Julian huffed out a breath that might’ve been a laugh. "Something like that."

They ran again — sprint, stop, pivot, sprint. Fabio corrected his form, tightened his turns, adjusted his center of gravity. Each movement refined itself through rhythm and feedback.

The air was thick with heat and the smell of rubber. Every exhale sounded heavy against the walls.

Fabio’s steps were clean, almost effortless, while Julian’s were sharp, methodical — the difference between rhythm and calculation.

He mirrored every move, studying the timing, the weight shifts, the way Fabio’s balance always reset perfectly after each burst.

Inside Julian’s head, Echo’s voice flickered to life — calm, mechanical, but faintly proud.

[Mentor System Unlocked]

[When training one-on-one with a player who meets the threshold of excellence, your growth efficiency will increase proportionally to their mastery.]

[Mentor Tier Chart:]

150–199 Attribute → +10% Boost

200–299 Attribute → +20% Boost

300–399 Attribute → +40% Boost

400+ Attribute → +100% Boost

Julian’s eyes sharpened.

That wasn’t just guidance — it was synergy.

Fabio shouted across the track, "You ready for another set?"

Julian nodded once, a grin ghosting across his face. "Yeah. Let’s go again."

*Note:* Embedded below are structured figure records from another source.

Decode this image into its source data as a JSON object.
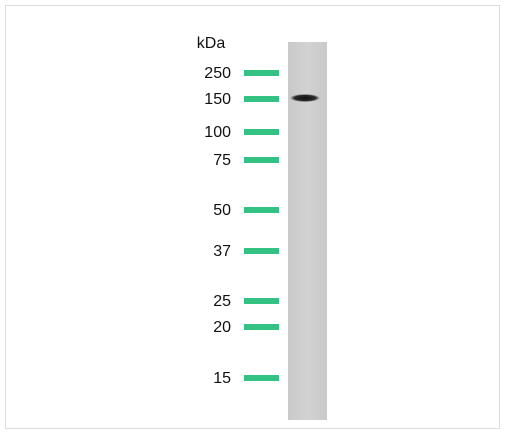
{
  "unit": "kDa",
  "markers": [
    "250",
    "150",
    "100",
    "75",
    "50",
    "37",
    "25",
    "20",
    "15"
  ]
}
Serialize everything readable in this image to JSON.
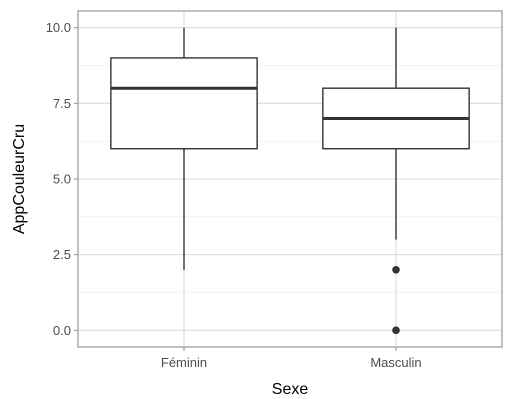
{
  "chart_data": {
    "type": "boxplot",
    "title": "",
    "xlabel": "Sexe",
    "ylabel": "AppCouleurCru",
    "ylim": [
      -0.55,
      10.55
    ],
    "y_ticks": [
      0.0,
      2.5,
      5.0,
      7.5,
      10.0
    ],
    "y_tick_labels": [
      "0.0",
      "2.5",
      "5.0",
      "7.5",
      "10.0"
    ],
    "y_minor_ticks": [
      1.25,
      3.75,
      6.25,
      8.75
    ],
    "grid": true,
    "legend": "none",
    "categories": [
      "Féminin",
      "Masculin"
    ],
    "boxes": [
      {
        "category": "Féminin",
        "whisker_low": 2,
        "q1": 6,
        "median": 8,
        "q3": 9,
        "whisker_high": 10,
        "outliers": []
      },
      {
        "category": "Masculin",
        "whisker_low": 3,
        "q1": 6,
        "median": 7,
        "q3": 8,
        "whisker_high": 10,
        "outliers": [
          2,
          0
        ]
      }
    ]
  }
}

He sprinted — faster this time, form tighter, motion cleaner. He could feel the difference, the subtle lift in his body, the hidden force shaping each step.

Mentors.

He’d never needed one before.

But now, they were keys — amplifiers.

He could almost see the new map forming in his mind — not of pitches or opponents, but of people.

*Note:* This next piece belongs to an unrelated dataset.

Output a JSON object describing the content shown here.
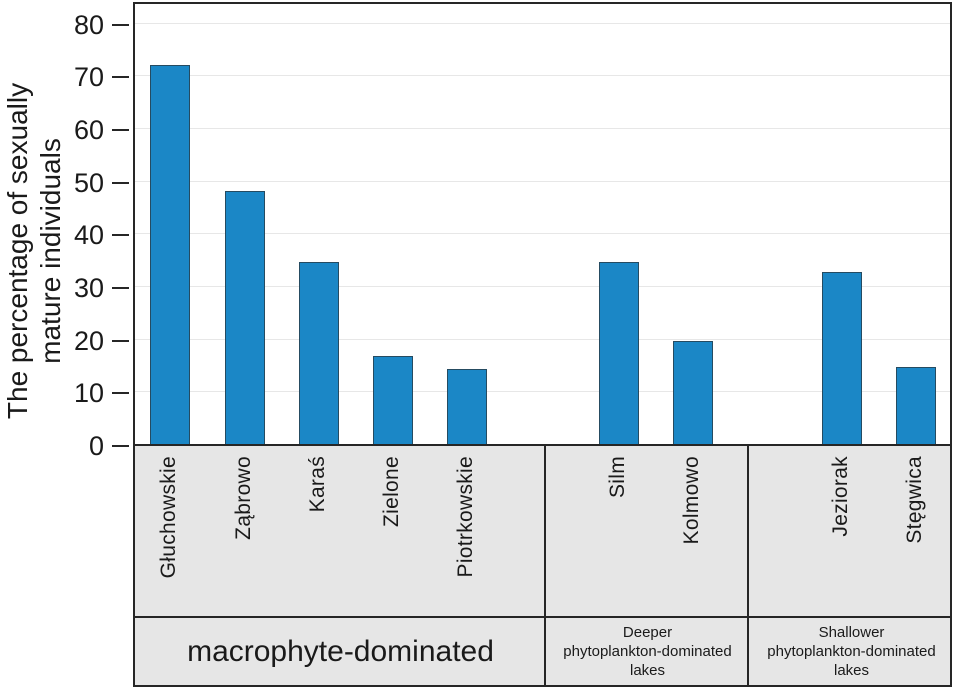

Every player, every strength, every rhythm of motion a potential code to unlock. The system wasn’t just about dominance anymore. It was about connection. About learning how excellence echoed.

He needed to find more.

Not just to learn —

But to evolve.

And as Fabio shouted for one more sprint, Julian felt the weight of the campus fade away, replaced by something cleaner — pure rhythm, pure focus. Not competition. Not envy. Just growth. The quiet grind that no one else would ever see.

Somewhere high above, the rain had stopped. The clouds broke for a moment, and a single beam of light spilled through the glass ceiling, striking the track like a silent blessing. Julian ran through it — steady, unshaken — his breath calm, his eyes fixed forward.